Die Menschheit muß erst einmal kollektiv älter werden, d.h. mindestens in einem größeren privilegierteren Teil ein höheres und ohne Biotechnologie, Genforschung etc. längst machbares Durchschnittsalter erreichen, bevor sie sich tieferen Altersbarrieren zuwenden wird. In den wohlhabenden Ländern beträgt das statistische Durchschnittsalter gerade mal 75 bis 80 Jahre, also nur etwa zwei Drittel des heute schon wissenschaftlich-offiziell zugebilligten biologischen Lebenspotentials. Das heißt, Millionen von Menschen sterben sogar hier schon mit Anfang oder Mitte 60, vom übrigen 'Rest' der Welt ganz abgesehen! Wieso sollte die Menschheit also größere Schritte unternehmen, um tiefere Altersgrenzen zu überwinden, wenn nur die wenigsten Menschen so alt werden, daß sie in den potentiellen Genuß solcher aufwendiger neuer Errungenschaften kämen!??
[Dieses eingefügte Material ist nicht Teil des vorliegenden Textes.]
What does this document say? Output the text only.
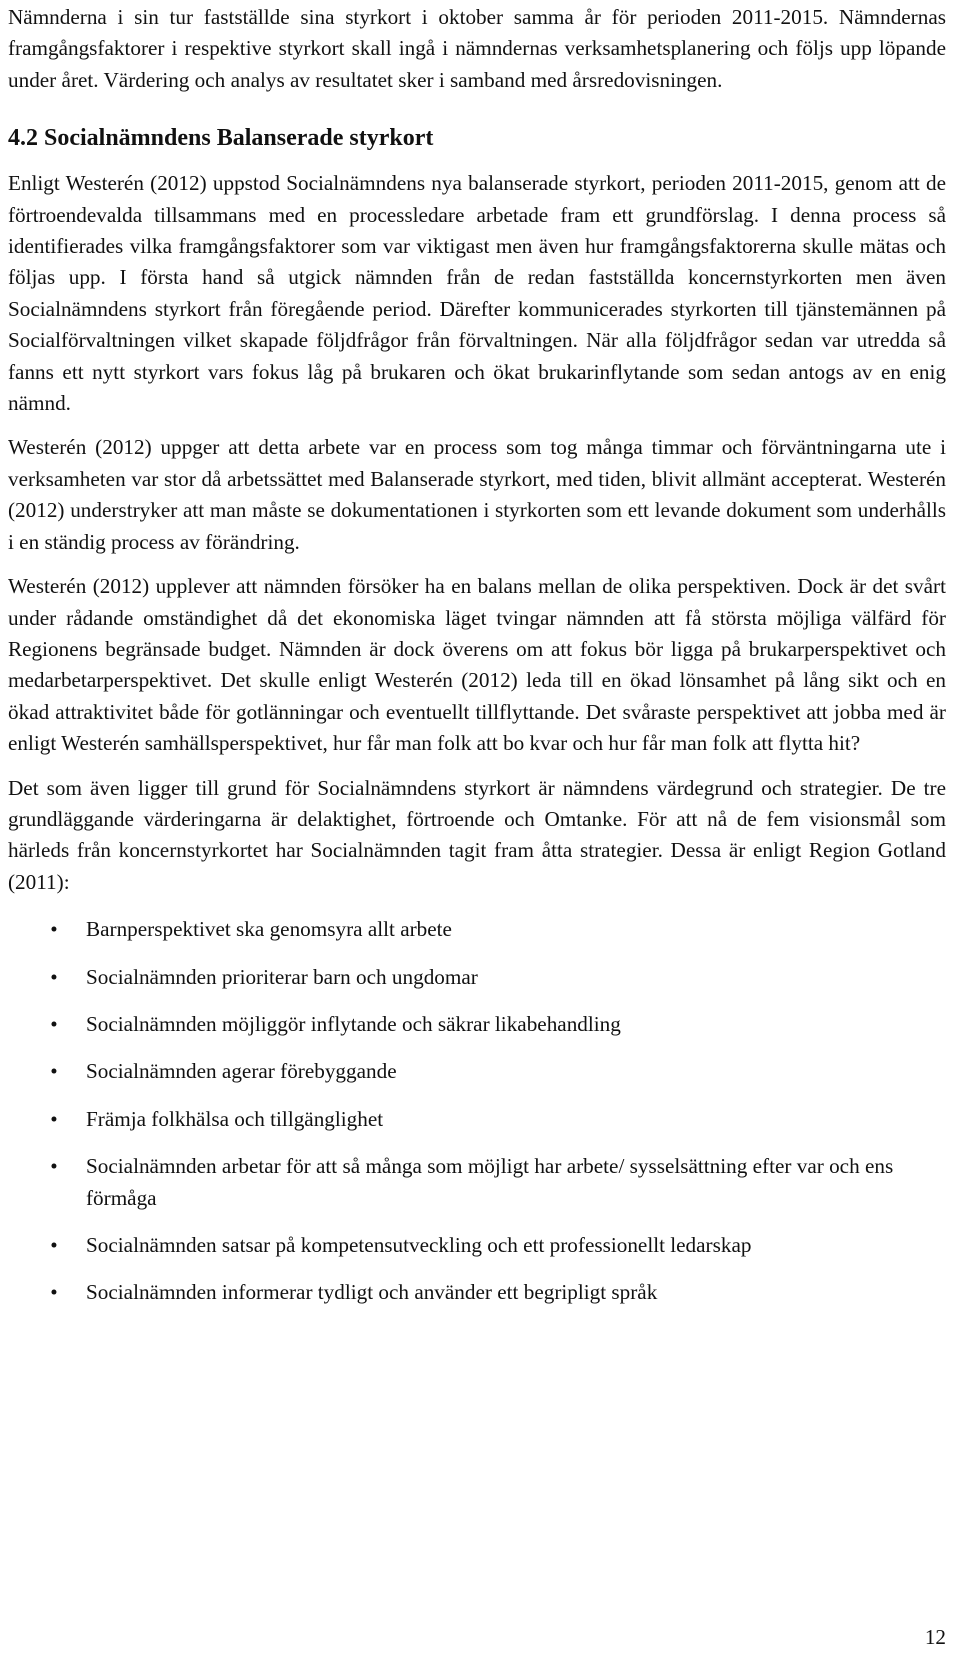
Nämnderna i sin tur fastställde sina styrkort i oktober samma år för perioden 2011-2015. Nämndernas framgångsfaktorer i respektive styrkort skall ingå i nämndernas verksamhetsplanering och följs upp löpande under året. Värdering och analys av resultatet sker i samband med årsredovisningen.

4.2 Socialnämndens Balanserade styrkort

Enligt Westerén (2012) uppstod Socialnämndens nya balanserade styrkort, perioden 2011-2015, genom att de förtroendevalda tillsammans med en processledare arbetade fram ett grundförslag. I denna process så identifierades vilka framgångsfaktorer som var viktigast men även hur framgångsfaktorerna skulle mätas och följas upp. I första hand så utgick nämnden från de redan fastställda koncernstyrkorten men även Socialnämndens styrkort från föregående period. Därefter kommunicerades styrkorten till tjänstemännen på Socialförvaltningen vilket skapade följdfrågor från förvaltningen. När alla följdfrågor sedan var utredda så fanns ett nytt styrkort vars fokus låg på brukaren och ökat brukarinflytande som sedan antogs av en enig nämnd.

Westerén (2012) uppger att detta arbete var en process som tog många timmar och förväntningarna ute i verksamheten var stor då arbetssättet med Balanserade styrkort, med tiden, blivit allmänt accepterat. Westerén (2012) understryker att man måste se dokumentationen i styrkorten som ett levande dokument som underhålls i en ständig process av förändring.

Westerén (2012) upplever att nämnden försöker ha en balans mellan de olika perspektiven. Dock är det svårt under rådande omständighet då det ekonomiska läget tvingar nämnden att få största möjliga välfärd för Regionens begränsade budget. Nämnden är dock överens om att fokus bör ligga på brukarperspektivet och medarbetarperspektivet. Det skulle enligt Westerén (2012) leda till en ökad lönsamhet på lång sikt och en ökad attraktivitet både för gotlänningar och eventuellt tillflyttande. Det svåraste perspektivet att jobba med är enligt Westerén samhällsperspektivet, hur får man folk att bo kvar och hur får man folk att flytta hit?

Det som även ligger till grund för Socialnämndens styrkort är nämndens värdegrund och strategier. De tre grundläggande värderingarna är delaktighet, förtroende och Omtanke. För att nå de fem visionsmål som härleds från koncernstyrkortet har Socialnämnden tagit fram åtta strategier. Dessa är enligt Region Gotland (2011):

• Barnperspektivet ska genomsyra allt arbete
• Socialnämnden prioriterar barn och ungdomar
• Socialnämnden möjliggör inflytande och säkrar likabehandling
• Socialnämnden agerar förebyggande
• Främja folkhälsa och tillgänglighet
• Socialnämnden arbetar för att så många som möjligt har arbete/ sysselsättning efter var och ens förmåga
• Socialnämnden satsar på kompetensutveckling och ett professionellt ledarskap
• Socialnämnden informerar tydligt och använder ett begripligt språk
12
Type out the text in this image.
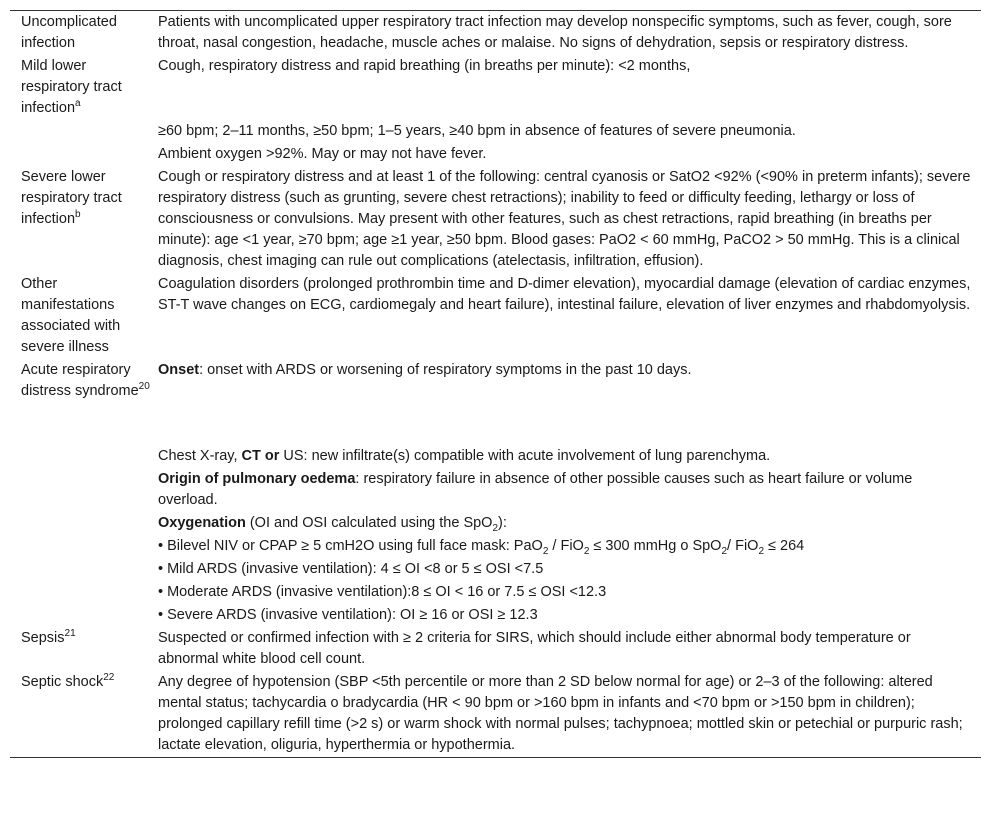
Uncomplicated infection	Patients with uncomplicated upper respiratory tract infection may develop nonspecific symptoms, such as fever, cough, sore throat, nasal congestion, headache, muscle aches or malaise. No signs of dehydration, sepsis or respiratory distress.
Mild lower respiratory tract infection$^a$	Cough, respiratory distress and rapid breathing (in breaths per minute): <2 months,
	≥60 bpm; 2–11 months, ≥50 bpm; 1–5 years, ≥40 bpm in absence of features of severe pneumonia.
	Ambient oxygen >92%. May or may not have fever.
Severe lower respiratory tract infection$^b$	Cough or respiratory distress and at least 1 of the following: central cyanosis or SatO2 <92% (<90% in preterm infants); severe respiratory distress (such as grunting, severe chest retractions); inability to feed or difficulty feeding, lethargy or loss of consciousness or convulsions. May present with other features, such as chest retractions, rapid breathing (in breaths per minute): age <1 year, ≥70 bpm; age ≥1 year, ≥50 bpm. Blood gases: PaO2 < 60 mmHg, PaCO2 > 50 mmHg. This is a clinical diagnosis, chest imaging can rule out complications (atelectasis, infiltration, effusion).
Other manifestations associated with severe illness	Coagulation disorders (prolonged prothrombin time and D-dimer elevation), myocardial damage (elevation of cardiac enzymes, ST-T wave changes on ECG, cardiomegaly and heart failure), intestinal failure, elevation of liver enzymes and rhabdomyolysis.
Acute respiratory distress syndrome$^{20}$	Onset: onset with ARDS or worsening of respiratory symptoms in the past 10 days.
	Chest X-ray, CT or US: new infiltrate(s) compatible with acute involvement of lung parenchyma.
	Origin of pulmonary oedema: respiratory failure in absence of other possible causes such as heart failure or volume overload.
	Oxygenation (OI and OSI calculated using the SpO$_2$):
	• Bilevel NIV or CPAP ≥ 5 cmH2O using full face mask: PaO$_2$ / FiO$_2$ ≤ 300 mmHg o SpO$_2$/ FiO$_2$ ≤ 264
	• Mild ARDS (invasive ventilation): 4 ≤ OI <8 or 5 ≤ OSI <7.5
	• Moderate ARDS (invasive ventilation):8 ≤ OI < 16 or 7.5 ≤ OSI <12.3
	• Severe ARDS (invasive ventilation): OI ≥ 16 or OSI ≥ 12.3
Sepsis$^{21}$	Suspected or confirmed infection with ≥ 2 criteria for SIRS, which should include either abnormal body temperature or abnormal white blood cell count.
Septic shock$^{22}$	Any degree of hypotension (SBP <5th percentile or more than 2 SD below normal for age) or 2–3 of the following: altered mental status; tachycardia o bradycardia (HR < 90 bpm or >160 bpm in infants and <70 bpm or >150 bpm in children); prolonged capillary refill time (>2 s) or warm shock with normal pulses; tachypnoea; mottled skin or petechial or purpuric rash; lactate elevation, oliguria, hyperthermia or hypothermia.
Thema Religion: Religion ist der traditionelle Ort und Ursprung des Unsterblichkeitsgedankens, eine übersteigerte und generalisierte Form, sich für das Leben oder 'die Schöpfung' auszusprechen. Noch in jeder Dorfkirche wird sonntags für 'das ewige Leben' gebetet, während man irgendeine Form von immortalistischem Engagement bei säkularen Rationalisten mit dem Rasterelektronenmikroskop suchen muß. Stattdessen sind gerade agressive Atheisten oft die stärksten Todesakzeptanzprediger, was bei ihnen allein schon deshalb besonderes Gewicht hat, weil für sie - im Gegensatz zu den traditionell Religiösen - mit dem Tod alles aus ist. Unabhängig davon ist Religion die Form der Menschheit, ein inneres und soziales Verhältnis zu den letzen Dingen zu finden: Warum ist nicht nichts, warum sind die Naturgesetze, wie sie sind, was war vor dem Urknall oder eben was ist der Tod? etc. sind alles Fragen, die in diesen Bereich gehören. Es ist durchaus eine Religion denkbar, die das wissenschaftliche Denken integriert hat, während es nicht denkbar ist, daß Wissenschaft selbst je die Antwort auf alle Rätsel des Lebens und der Existenz finden wird. Daher kann Kritik der Religion immer nur Kritik an konkreten Formen des religiösen Ausdrucks darstellen, die sich historisch wandeln und immer wandeln werden. Kritisiert man dagegen Religion an sich, schafft man ein geistiges und soziales Vakuum für ein menschliches Grundbedürfnis und wird dafür u.a. mit George W. Bush nicht unter einer Amtszeit von 8 Jahren bestraft.